Kallel was a member of the Democratic Constitutional Rally (RCD) from 1988 until his radiation in 2011, after the Tunisian Revolution. During his political carrier within the RCD, he was considered one of the falcons of the regime and was treasurer of the party since its very foundation. In this capacity, he was allegedly responsible of misappropriation of funds of the party.

During his term of office as Minister of Interior, several instances of torture at the hands of the police have been reported. In particular:

  • On 22 May 1991, Kallel announced the discovery of an alleged military plot to overturn the regime and blamed the Ennhada party as responsible. 244 members of the armed forces were arrested, brought to premises of the Ministry of Interior and allegedly tortured for weeks. Only after the Tunisian Revolution the authorities admitted that the so called “Affaire Barraket Essahel” was a fake to purge the army of suspected opponents.
  • A Tunisian citizen, Abdennacer Nait-Liman, was arbitrarily detained in the premises of the Ministry of Interior for forty days, in April 1992. He reportedly suffered various forms of torture, including deprivation of sleep, beatings and coercion to remain in stress positions for prolonged periods of time. Kallel allegedly ordered the torture on the victim.


Legal Procedure

Procedure in Tunisia

On 23 January 2011, immediately after the Tunisian Revolution, Kallel was assigned to house arrest. He was then arrested and detained in prison on 12 March 2011, for embezzlement of assets belonging to the DCR. Two days later, his properties were requisitioned by the Tunisian authorities.

In April 2011, 17 retired members of the armed forces victims of the Ben Ali regime filed a civil suit against Kallel and others responsible for the Barraket Essahel purge, but the civil court redirected the file to the military justice, triggering the first post-revolutionary trial.

Consequently, on 12 May 2011 Kallel was subject to another arrest warrant. Since the crime of torture had only been introduced in Tunisia in 1999, years after the Barraket Essahel events, the accused were charged with violence on persons committed while acting in official capacity.

On 29 November 2011, the Correctional Chamber of the Military Tribunal of First Instance of Tunis sentenced Kallel to 4 years of prison. The conviction was reduced to 2 years by the Court of Appeal on 12 April 2012.

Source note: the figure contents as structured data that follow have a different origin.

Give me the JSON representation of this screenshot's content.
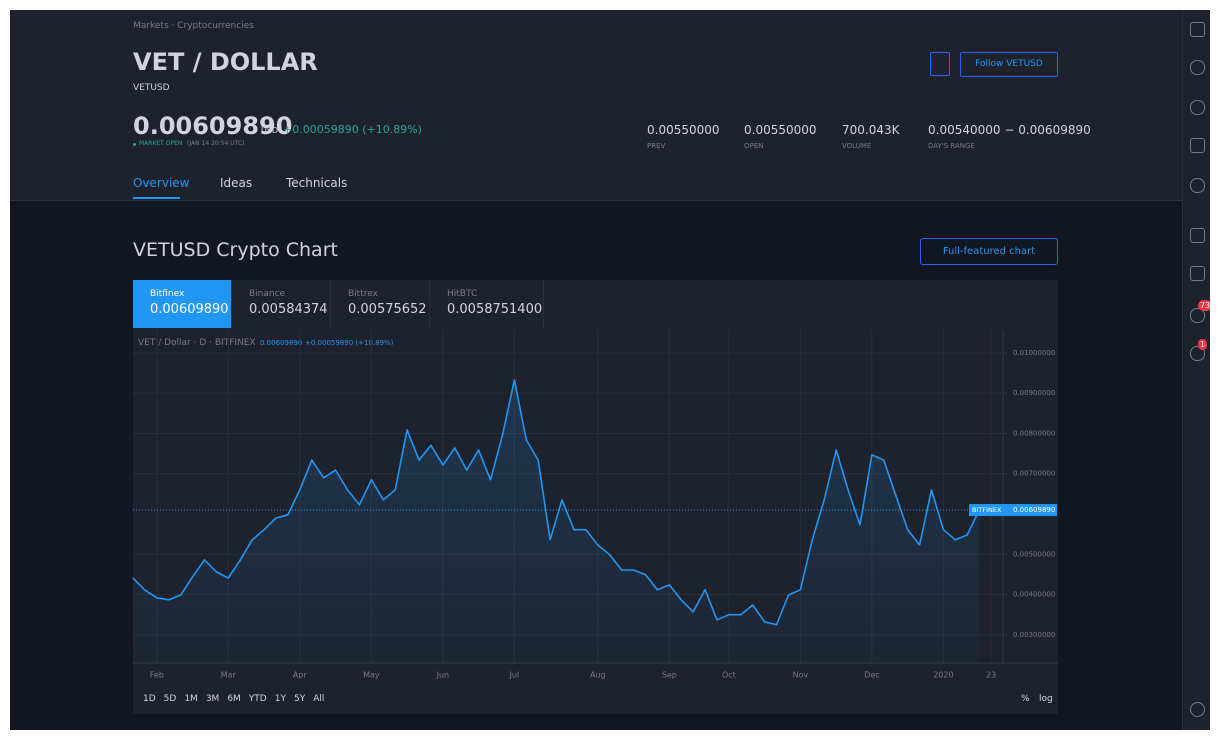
{
  "breadcrumb": "Markets · Cryptocurrencies",
  "header": {
    "title": "VET / DOLLAR",
    "symbol": "VETUSD",
    "price": "0.00609890",
    "currency": "USD",
    "change": "+0.00059890 (+10.89%)",
    "status": "MARKET OPEN",
    "status_time": "(JAN 14 20:54 UTC)",
    "follow": "Follow VETUSD"
  },
  "stats": [
    {
      "value": "0.00550000",
      "label": "PREV"
    },
    {
      "value": "0.00550000",
      "label": "OPEN"
    },
    {
      "value": "700.043K",
      "label": "VOLUME"
    },
    {
      "value": "0.00540000 − 0.00609890",
      "label": "DAY'S RANGE"
    }
  ],
  "tabs": [
    "Overview",
    "Ideas",
    "Technicals"
  ],
  "section": {
    "title": "VETUSD Crypto Chart",
    "button": "Full-featured chart"
  },
  "exchanges": [
    {
      "name": "Bitfinex",
      "price": "0.00609890"
    },
    {
      "name": "Binance",
      "price": "0.00584374"
    },
    {
      "name": "Bittrex",
      "price": "0.00575652"
    },
    {
      "name": "HitBTC",
      "price": "0.0058751400"
    }
  ],
  "legend": "VET / Dollar · D · BITFINEX",
  "badge": "BITFINEX",
  "ranges": [
    "1D",
    "5D",
    "1M",
    "3M",
    "6M",
    "YTD",
    "1Y",
    "5Y",
    "All"
  ],
  "scale_options": [
    "%",
    "log"
  ],
  "sidebar_badges": [
    "73",
    "1"
  ],
  "chart_data": {
    "type": "area",
    "color": "#2196f3",
    "categories": [
      null,
      null,
      "Feb",
      null,
      null,
      null,
      null,
      null,
      "Mar",
      null,
      null,
      null,
      null,
      null,
      "Apr",
      null,
      null,
      null,
      null,
      null,
      "May",
      null,
      null,
      null,
      null,
      null,
      "Jun",
      null,
      null,
      null,
      null,
      null,
      "Jul",
      null,
      null,
      null,
      null,
      null,
      null,
      "Aug",
      null,
      null,
      null,
      null,
      null,
      "Sep",
      null,
      null,
      null,
      null,
      "Oct",
      null,
      null,
      null,
      null,
      null,
      "Nov",
      null,
      null,
      null,
      null,
      null,
      "Dec",
      null,
      null,
      null,
      null,
      null,
      "2020",
      null,
      null,
      null,
      "23"
    ],
    "values": [
      0.00441,
      0.00411,
      0.00392,
      0.00387,
      0.00399,
      0.00444,
      0.00486,
      0.00456,
      0.00441,
      0.00486,
      0.00536,
      0.00561,
      0.0059,
      0.00598,
      0.0066,
      0.00734,
      0.0069,
      0.00709,
      0.0066,
      0.00623,
      0.00685,
      0.00635,
      0.0066,
      0.00809,
      0.00734,
      0.00771,
      0.00722,
      0.00764,
      0.00709,
      0.00759,
      0.00685,
      0.00796,
      0.00933,
      0.00784,
      0.00734,
      0.00536,
      0.00635,
      0.00561,
      0.00561,
      0.00523,
      0.00499,
      0.00461,
      0.00461,
      0.00449,
      0.00412,
      0.00424,
      0.00387,
      0.00357,
      0.00412,
      0.00337,
      0.0035,
      0.0035,
      0.00374,
      0.00332,
      0.00325,
      0.00399,
      0.00412,
      0.00536,
      0.00635,
      0.00759,
      0.0066,
      0.00573,
      0.00747,
      0.00734,
      0.00647,
      0.00561,
      0.00523,
      0.0066,
      0.00561,
      0.00536,
      0.00548,
      0.0060989,
      null
    ],
    "ylim": [
      0.0023,
      0.01057
    ],
    "yticks": [
      {
        "value": 0.003,
        "label": "0.00300000"
      },
      {
        "value": 0.004,
        "label": "0.00400000"
      },
      {
        "value": 0.005,
        "label": "0.00500000"
      },
      {
        "value": 0.007,
        "label": "0.00700000"
      },
      {
        "value": 0.008,
        "label": "0.00800000"
      },
      {
        "value": 0.009,
        "label": "0.00900000"
      },
      {
        "value": 0.01,
        "label": "0.01000000"
      }
    ],
    "grid": true
  }
}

On 10 July 2013, Kallel was granted early release.

Procedure in Switzerland

In February 2001, informed that Kallel was in Geneva, Nait-Liman, at that time a refugee in Switzerland, filed a criminal complaint against him for serious bodily injuries. The former minister, however, was able to abscond from Switzerland just before the judiciary could act.

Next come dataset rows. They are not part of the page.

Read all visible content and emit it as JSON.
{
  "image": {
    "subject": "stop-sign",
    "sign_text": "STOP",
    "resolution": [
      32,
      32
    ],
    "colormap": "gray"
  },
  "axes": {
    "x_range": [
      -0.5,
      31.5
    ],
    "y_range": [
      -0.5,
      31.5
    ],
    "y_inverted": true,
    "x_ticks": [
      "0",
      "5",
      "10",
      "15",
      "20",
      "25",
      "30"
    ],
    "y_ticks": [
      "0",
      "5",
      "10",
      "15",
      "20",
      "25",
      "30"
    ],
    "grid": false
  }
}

On 8 July 2004, Nait-Liman began a civil suit before the Swiss courts to secure compensation for the injuries sustained as a result of torture. Although correctly summoned, Kallel refused to take part in the proceedings.

On 15 September 2005, the Geneva Court of first instance ruled that the petition was inadmissible for lack of sufficient connection between the case and the Swiss judiciary. The inadmissibility verdict was upheld by the Civil Chamber on 15 September 2006, because of Kallel’s functional immunity. On 22 May 2007, the Federal court rejected Nait-Liman’s appeal because of insufficient connection but left the question of functional immunity open.

In November 2007, Nait-Liman applied to the European Court of Human Rights claiming a violation of Article 6 §1 of the European Convention on Human Rights, due to the refusal by Swiss courts to examine his claim for compensation.

On 21 June 2016, the European Court of Human Rights rejected his application, recognizing the right of the State to limit access to civil proceedings. According to the judgment, a long-term residence in Switzerland, the granting of refugee status, the acquisition of Swiss nationality and the fact that the perpetrator was found on Swiss territory did not necessarily amount to sufficient links to establish jurisdiction.

On 29 November 2016, the European Court of Human Rights referred the case to the Grand Chamber, to clarify whether refugees who cannot seek justice in their countries of origin have a right to do so in a European host country. The case was heard on 14 June 2017.